In [1]:
pip install torch torchvision torchaudio transformers librosa soundfile

Note: you may need to restart the kernel to use updated packages.


In [2]:
pip install pydub


Note: you may need to restart the kernel to use updated packages.


In [1]:
import transformers
print(transformers.__version__)

4.57.3


<h1><b>CLAP Model</b></h1>

In [1]:
from pydub import AudioSegment
import librosa, soundfile as sf

from transformers import AutoProcessor, AutoModel
import torch

# Load MP3 and export to WAV
sound = AudioSegment.from_mp3("backToFriends.mp3")
sound.export("backToFriends.wav", format="wav")

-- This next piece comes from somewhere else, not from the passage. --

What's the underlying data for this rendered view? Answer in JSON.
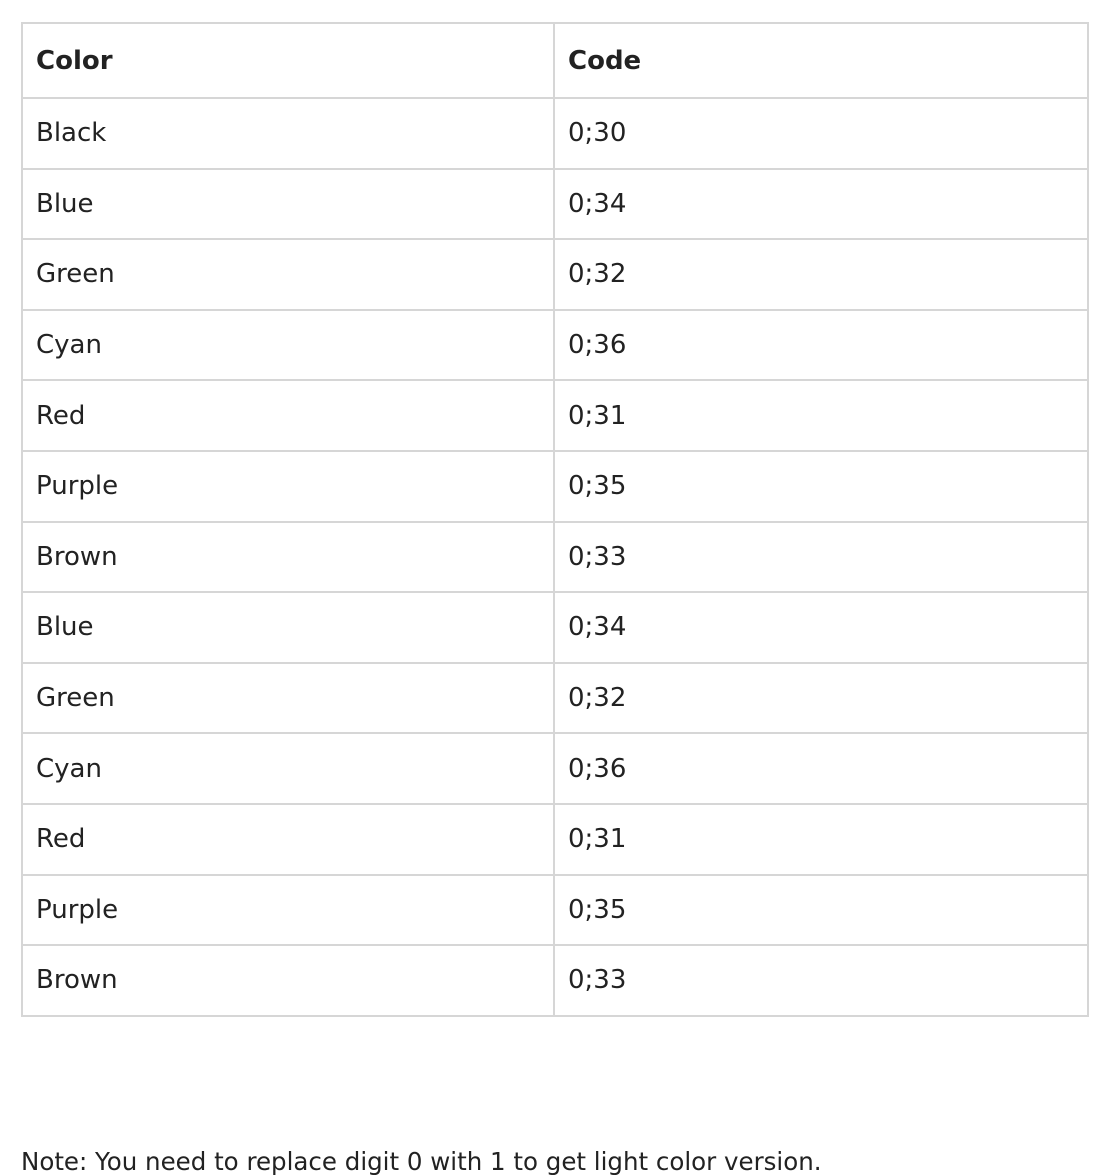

y, sr = librosa.load("backToFriends.wav", sr = 48000)

a = y[:30*sr]
sf.write("songA.wav", a, sr)

# Take next 30s as Song B
b = y[30*sr:60*sr]
sf.write("songB.wav", b, sr)

a, sr = librosa.load("songA.wav", sr=48000, mono = True)
b, sr = librosa.load("songB.wav", sr = 48000, mono=True)

# Load CLAP model + processor
model_id = "laion/clap-htsat-fused"
processor = AutoProcessor.from_pretrained(model_id)
model = AutoModel.from_pretrained(model_id)


# Slice last 2s of A and first 2s of B
a_window = a[-5*sr:]
b_window = b[:5*sr]

# Process into model inputs
inputs = processor(audios=[a_window, b_window], return_tensors="pt", sampling_rate=sr)

# Get embeddings
with torch.no_grad():
    embeddings = model.get_audio_features(**inputs)

# Compare similarity
cosine_sim = torch.nn.functional.cosine_similarity(embeddings[0], embeddings[1], dim=0)
print("Similarity score:", cosine_sim.item())

  inputs = processor(audios=[a_window, b_window], return_tensors="pt", sampling_rate=sr)


Similarity score: 0.7260153889656067


In [4]:
from pydub import AudioSegment
import librosa, soundfile as sf

from transformers import AutoProcessor, AutoModel
import torch

# Load MP3 and export to WAV
sound = AudioSegment.from_mp3("backToFriends.mp3")
sound.export("backToFriends.wav", format="wav")

sound2 = AudioSegment.from_mp3("finesse.mp3")
sound2.export("finesse.wav", format="wav")

y, sr = librosa.load("backToFriends.wav", sr = 48000)
fi, srf = librosa.load("finesse.wav", sr = 48000)

a = y[:30*sr]
sf.write("songA.wav", a, sr)

fines = fi[:30*srf]
sf.write("fines.wav", fines, srf)

a, sr = librosa.load("songA.wav", sr=48000, mono = True)
fines, srf = librosa.load("fines.wav", sr = 48000, mono = True)

# Load CLAP model + processor
model_id = "laion/clap-htsat-fused"
processor = AutoProcessor.from_pretrained(model_id)
model = AutoModel.from_pretrained(model_id)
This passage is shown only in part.